El Dorado News-Times

Agency unsure if Fukushima cleanup on track

- MARI YAMAGUCHI

TOKYO — Too little is known about melted fuel inside damaged reactors at the wrecked Fukushima nuclear power plant, even a decade after the disaster, to be able to tell if its decommissi­oning can be finished by 2051 as planned, a U.N. nuclear agency official said Friday.

“Honestly speaking, I don’t know, and I don’t know if anybody knows,” said Christophe Xerri, head of an Internatio­nal Atomic Energy Agency team reviewing progress 0n the cleanup.

He urged Japan to speed up studies of the reactors to achieve a better long-term understand­ing of the decommissi­oning process.

A massive earthquake and a tsunami in March 2011 destroyed cooling systems at the Fukushima plant in northeaste­rn Japan, triggering meltdowns in three reactors in the worst nuclear disaster since the 1986 Chernobyl accident in the former Soviet Union. Japanese government and utility officials say they hope to finish their decommissi­oning within 30 years, though some experts say that’s overly optimistic — if a full decommissi­oning is possible at all.

The biggest challenge is removing and managing highly radioactiv­e fuel debris from the three damaged reactors, said Xerri, the director of the agency’s Division of Nuclear Fuel Cycle and Waste Technology.

“We need to gather more informatio­n on the fuel debris and more experience on the retrieval of the fuel debris to know if the plan can be completed as expected in the next 30 years,” he told reporters.

The cleanup plan depends on how the melted fuel needs to be handled for long-term storage and management, he said.

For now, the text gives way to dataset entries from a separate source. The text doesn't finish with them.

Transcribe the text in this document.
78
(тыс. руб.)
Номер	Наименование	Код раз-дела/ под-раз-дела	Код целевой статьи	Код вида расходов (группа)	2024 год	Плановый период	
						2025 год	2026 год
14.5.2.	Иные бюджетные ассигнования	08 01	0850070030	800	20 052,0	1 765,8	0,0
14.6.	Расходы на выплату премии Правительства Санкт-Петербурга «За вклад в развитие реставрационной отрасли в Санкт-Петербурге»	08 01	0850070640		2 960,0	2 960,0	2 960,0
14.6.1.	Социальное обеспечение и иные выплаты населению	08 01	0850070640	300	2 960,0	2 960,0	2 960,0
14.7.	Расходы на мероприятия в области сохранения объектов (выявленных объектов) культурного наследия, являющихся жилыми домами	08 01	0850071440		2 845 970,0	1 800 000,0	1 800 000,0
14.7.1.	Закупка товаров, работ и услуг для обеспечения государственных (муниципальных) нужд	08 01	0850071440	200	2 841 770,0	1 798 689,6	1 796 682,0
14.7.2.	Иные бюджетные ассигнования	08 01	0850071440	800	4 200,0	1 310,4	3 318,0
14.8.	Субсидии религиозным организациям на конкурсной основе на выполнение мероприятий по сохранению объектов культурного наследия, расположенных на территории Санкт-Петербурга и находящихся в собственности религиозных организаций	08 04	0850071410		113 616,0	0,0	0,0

The Internatio­nal Atomic Energy Agency team’s review, the fifth since the disaster, was conducted mostly online because of the coronaviru­s pandemic. Only Xerri and another team member visited the plant this week before compiling and submitting a report to Japan’s government Friday.

In the report, the team noted progress in a number of areas since its last review in 2018, including the removal of spent fuel from a storage pool at one of the damaged reactors, as well as a decision to start dischargin­g massive amounts of treated but still radioactiv­e water stored at the plant into the ocean in 2023.

Although there now is a better understand­ing of the melted fuel in the reactors, details are still lacking and further research should be expedited, the report said. The team encouraged Japan to allocate sufficient resources to prepare for measures beyond the next decade through the end of the decommissi­oning.

Research and developmen­t of new technologi­es needed for the cleanup will take one or two decades, Xerri said, urging Japan to apply additional resources as soon as possible.

The report advised Japan to prepare full plans not only for the cleanup of the melted reactors but also for the entire decommissi­oning, and a clearer end-state picture.

“It is important in any projects to have targets and to have objectives and to have a vision,” Xerri said.